Can you see the look on the burly police officers’ faces when I was called down to the principal’s office at Glen Brae middle school for interrogation? Shaking in my little Grade 6 runners, I tried to squeak out answers to their probing of “where were you on the morning of blah blah blah?“. I froze up and couldn’t remember. They sent me – trembling –  across the hall to the library to try and recall a few details.

All the cops had to do was look at me. I was short for my age –  if my foot was pressing hard, pedal to the metal of a hot-wired car, my beady eyes would have been staring into the deep, dark bottom curve of the steering wheel.

Yes, it would have been a very short journey and then I’d have ended up in JUVIE, strip-searched and well on my way to a Clyde Barrow life of crime, perhaps even a White Collar Banker!

My life would be so different if Mrs. Ogilvie was right ...

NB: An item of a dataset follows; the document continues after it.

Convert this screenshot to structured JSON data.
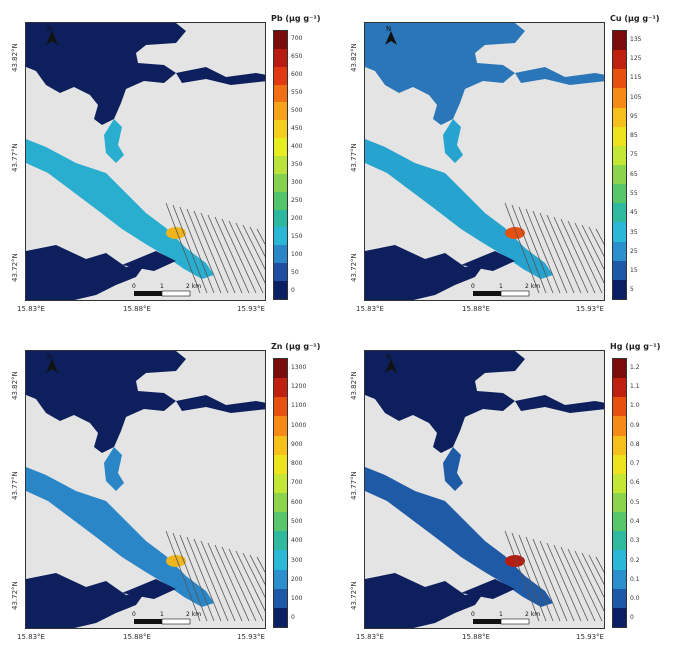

My life would be so different if Mrs. Ogilvie was right …

Screw you Mrs. Ogilvie … CASE CLOSED (but only after they went after my brother Gord, the next older paperboy in my family)!

Anyway, it was a pre-digital era where the only way you or I would be seen or heard by a broader audience is if we:

  • stole a car
  • designed and built a car, or
  • got run over by a car.

But I stopped being a paperboy a little while ago now and I’ve decided that I won’t only be a consumer or delivery person of the news … I am going to create the news.

News comes in international, national, local, and personal varietals. Some of us are meant to be heard on the bigger, macro stage – the Obamas, the Putins, the Jennifer Lawrences – but really, the news I’m talking about here is on the micro level.

The headlines I’m interested in, you won’t be reading about in the Globe and Mail or see Anderson Cooper mentioning on CNN.

I’m creating a local, more personal version of the news. My edition of the news is called Man on the Fringe, and I’ve been your faithful reporter here for over 2 years and – last time I checked – 121 blog posts.

I choose to broadcast my news via this WordPress blog site, which isn’t everybody’s cup of tea. But really, making your own news isn’t about telling the whole world about yourself, it’s about telling yourself what YOU are all about.

I have a story, you have a story, everyone has a story.

Every morning we wake up and we begin to write our news story. The question becomes… will it be a momentous news day, or just another Pleasant Valley Sunday?

We can lie on our backs and look dreamily to the stars. In the ether between the chill earth and the distant cosmos there are a billion truths, and you have to choose the star that contains the truth that is yours.

Like slowly wafting snowflakes, no two truths, no two stars, no two lives are identical. You can never be identical to someone else but you can manufacture a snowflake life of beauty and meaning that reflects your beauty and your strength.

I can’t tell you what will make your news story special and unique. That is for each of us to discover.

It might be one overarching story that defines your full life existence, but more likely it will contain a gooey, messy, mixed combination of small vignettes that coalesce into a complete and complex story that becomes you.

My own story is a mosaic of writing and music and travel, fitness and woodcraft, reading and cooking and growth in its different forms. Like I said … Messy!

Make your own news, call it passion if you will, perhaps you prefer to label it “life’s shitty meaning”. The title doesn’t matter, the action is the key. Any action is better than no action. And don’t be afraid of mistakes… You’ll never look more foolish than me. Guaranteed.

Write a song: climb a hill that has intimidated you for years: practice hitting 500 putts: make a pie pastry for the first time: shear a sheep: build a spaghetti bridge: start a small business you’ve dreamed of since you were 16: make a life-sized sculpture of Taylor Swift from toilet paper.

In today’s headlines:

I’m creating my own news, and my story will be fabulous!”